Hazel Brugger stellt wilden Köln-Vergleich her: "Eher wie ein Hund als wie eine Katze"
Köln - Acht Jahre lang hat Hazel Brugger (32) in Köln gelebt, ehe sie mit ihrem Mann und den zwei Töchtern in ein Dorf im Kreis Darmstadt nach Südhessen gezogen ist. Im Dezember kehrt sie für ihr neues Programm "Good Evening Europe" in ihre alte Heimat zurück. Schon vorher hat sie verraten, wie sehr ihr die Domstadt noch immer am Herzen liegt.

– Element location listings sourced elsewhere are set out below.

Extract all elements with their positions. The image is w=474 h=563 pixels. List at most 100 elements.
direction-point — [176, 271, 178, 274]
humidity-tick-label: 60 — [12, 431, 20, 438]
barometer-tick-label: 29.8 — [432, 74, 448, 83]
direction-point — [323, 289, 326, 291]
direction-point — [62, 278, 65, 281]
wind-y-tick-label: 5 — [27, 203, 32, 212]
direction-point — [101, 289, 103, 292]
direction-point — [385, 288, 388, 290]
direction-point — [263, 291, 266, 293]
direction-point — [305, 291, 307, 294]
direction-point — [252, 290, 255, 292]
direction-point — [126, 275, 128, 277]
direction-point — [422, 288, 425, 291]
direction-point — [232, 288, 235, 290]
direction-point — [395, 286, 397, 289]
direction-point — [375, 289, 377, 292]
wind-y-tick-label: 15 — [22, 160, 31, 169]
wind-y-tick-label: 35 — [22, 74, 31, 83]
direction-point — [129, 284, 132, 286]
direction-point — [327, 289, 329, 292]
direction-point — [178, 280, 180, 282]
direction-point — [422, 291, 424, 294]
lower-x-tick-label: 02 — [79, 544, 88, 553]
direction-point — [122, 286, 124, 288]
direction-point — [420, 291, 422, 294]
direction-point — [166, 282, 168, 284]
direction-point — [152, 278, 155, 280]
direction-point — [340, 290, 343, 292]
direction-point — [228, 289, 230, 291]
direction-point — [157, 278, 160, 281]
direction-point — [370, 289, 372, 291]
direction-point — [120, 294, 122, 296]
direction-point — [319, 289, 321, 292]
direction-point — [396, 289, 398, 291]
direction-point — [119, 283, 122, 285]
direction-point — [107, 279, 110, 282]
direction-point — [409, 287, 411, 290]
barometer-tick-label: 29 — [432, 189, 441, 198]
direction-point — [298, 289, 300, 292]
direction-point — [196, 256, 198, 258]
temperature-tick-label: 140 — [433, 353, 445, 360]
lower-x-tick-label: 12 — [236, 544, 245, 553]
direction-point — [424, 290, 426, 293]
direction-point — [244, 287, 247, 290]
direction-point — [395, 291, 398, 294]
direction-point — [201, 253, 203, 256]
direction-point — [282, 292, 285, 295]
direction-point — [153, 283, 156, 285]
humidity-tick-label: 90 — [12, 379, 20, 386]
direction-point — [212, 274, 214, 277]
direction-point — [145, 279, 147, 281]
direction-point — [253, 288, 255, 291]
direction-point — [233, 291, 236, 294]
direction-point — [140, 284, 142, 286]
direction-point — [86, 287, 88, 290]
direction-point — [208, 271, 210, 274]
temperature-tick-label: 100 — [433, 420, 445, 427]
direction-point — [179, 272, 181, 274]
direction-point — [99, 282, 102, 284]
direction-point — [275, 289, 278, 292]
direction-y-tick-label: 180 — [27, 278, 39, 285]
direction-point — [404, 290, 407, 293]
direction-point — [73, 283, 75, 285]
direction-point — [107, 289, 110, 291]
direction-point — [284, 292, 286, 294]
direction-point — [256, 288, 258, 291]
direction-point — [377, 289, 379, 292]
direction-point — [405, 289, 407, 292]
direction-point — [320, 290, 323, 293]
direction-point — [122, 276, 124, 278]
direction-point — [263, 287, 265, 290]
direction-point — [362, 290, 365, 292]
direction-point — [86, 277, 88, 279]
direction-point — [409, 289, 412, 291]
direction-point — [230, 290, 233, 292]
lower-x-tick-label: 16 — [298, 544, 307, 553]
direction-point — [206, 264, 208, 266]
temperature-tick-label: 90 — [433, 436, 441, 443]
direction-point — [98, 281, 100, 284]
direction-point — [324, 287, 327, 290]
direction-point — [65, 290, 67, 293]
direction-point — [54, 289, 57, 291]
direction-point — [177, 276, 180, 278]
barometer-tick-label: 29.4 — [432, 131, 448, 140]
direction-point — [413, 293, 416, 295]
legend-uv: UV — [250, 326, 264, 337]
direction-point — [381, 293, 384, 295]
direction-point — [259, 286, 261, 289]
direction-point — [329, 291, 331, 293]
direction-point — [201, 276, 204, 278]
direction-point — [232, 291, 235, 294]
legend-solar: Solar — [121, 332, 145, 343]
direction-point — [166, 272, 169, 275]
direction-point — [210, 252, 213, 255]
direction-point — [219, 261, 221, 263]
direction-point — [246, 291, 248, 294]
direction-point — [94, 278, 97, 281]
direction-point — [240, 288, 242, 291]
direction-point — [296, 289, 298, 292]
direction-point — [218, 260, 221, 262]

Das Schöne daran, wenn man für einige Zeit in Köln gelebt hat, sei, "dass man immer wieder zurückkehren kann und es dann sowas von easy-going ist", beteuert die Comedienne gegenüber dem "Express".
Das liege insbesondere auch an den Menschen im Rheinland. Diese würden "eine Kompatibilität" mit allem mitbringen, "sodass man sofort wieder zu Hause ist."
Zumal Köln "keine beleidigte Stadt" sei. Durch diese Eigenschaft sei die Rhein-Metropole "eher wie ein Hund als wie eine Katze", führt die 32-Jährige weiter aus.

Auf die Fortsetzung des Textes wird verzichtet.